GUENOT PHILIPPE An underrated crime flick from the early seventies with rather good actors, and also an improbable cast, but not do after all. Henry Silva, one great heavy from the USA and André Pousse, the equivalent of Silva but from France. As was Lino Ventura vs Leo Gordon in Claude Sautet's L'ARME A GAUCHE or Michel Constantin and Charles Bronson in Terry Young's DE LA PART DES COPAINS, or even Richard Crenna and Alain Delon in Melville's UN FLIC. I love this. In this film, I would not have been surprised to see Marcel Bozzuffi. He and Pousse were together in Roger Pigaut's COMPTES A REBOURS. The story of an escaped con - Silva - who pulls a sort of fake heist in order to trick, swindle some important hoods like him. Good performances in this film made by a director who will later give us some erotic stuff, as did Claude Bernard Aubert, the former director of L'AFFAIRE DOMINICI. One last word on the novelist whose this screenplay was written from: Jacques Risser. This is also an underrated crime author, a sort of poor man's Auguste Le Breton whom he was a close friend. Risser was a former safe cracker who spent many years behind bars and who has cell mates such as ex OAS leaders, from the Algeria war. According to Le Breton, Risser could have written great stories from these guys. But he preferred hard boiled gangster movies. I must admit that he was not as interesting as Pierre Lesou. But he deserves to be discovered again.
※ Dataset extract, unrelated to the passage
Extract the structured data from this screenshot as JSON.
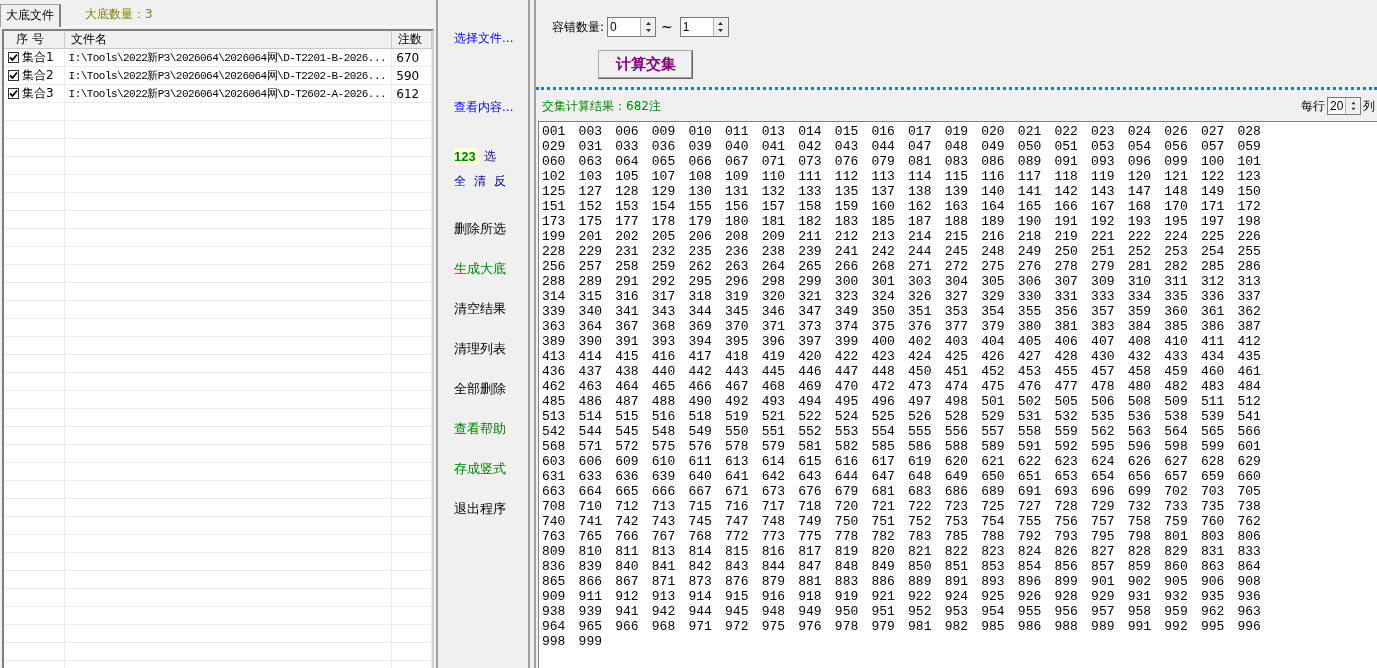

dbdumonteil It was very trendy in those years to hire American actors :René Clément had done it several times notably for "le Passager de la Pluie" where Charles BRonson played opposite Marlene Jobert.Henry Silva plays the American gangster here, a deserter (he was a marine).His strange face could have been used to good effect ,had he been properly directed.The director's career essentially consisting of porno movies (it shows in the scene in the private nightclub 'l'Hippodrome" where greybeards play dice (big dice) to "win" the local "bunnies" ),what can we expect from him in the thriller field?Not much and that's exactly what we get.The gangsters,the firemen and the cops are so naive ,so dumb (the fireman takes the biscuit: six cars are burning but he does not care)one can only regret the director did not make a spoof on gangsters movies like "le Cave se Rebiffe" .But ,with the eventual exception of André Pousse ,all the actors take themselves seriously .The plot has enough holes to fill the Albert Hall ;one example: a dangerous gangster has escaped from jail and the Police do not seem to bother.
blowupujot I think this is the best film Jean-Claude Roy ever made. It reminds fondly the Lautner-Audiard films of the late 60s-early 70s, with the same team of legendary actors : André Pousse, Georges Géret, Dalban, Philippe Clay... It's such a pleasure to see them together ! That film shouldn't be so underrated - in fact, I think it's simply completely unknown, and that's a real shame, because due to its cynicism, its cast, its humor and its music (Bernard Gérard stands here at the heaven of European funk-masters alongside with Piero Umiliani), it stands the comparison with Lautner's works, although it looks - and actually WAS - really cheaper. If you can, prefer the French version, for its clever dubbing of Henry Silva's voice (made by an American actor whose name I can't remember living at the time in Paris), because in English you don't have any equivalent to the inimitable voice of André Pousse.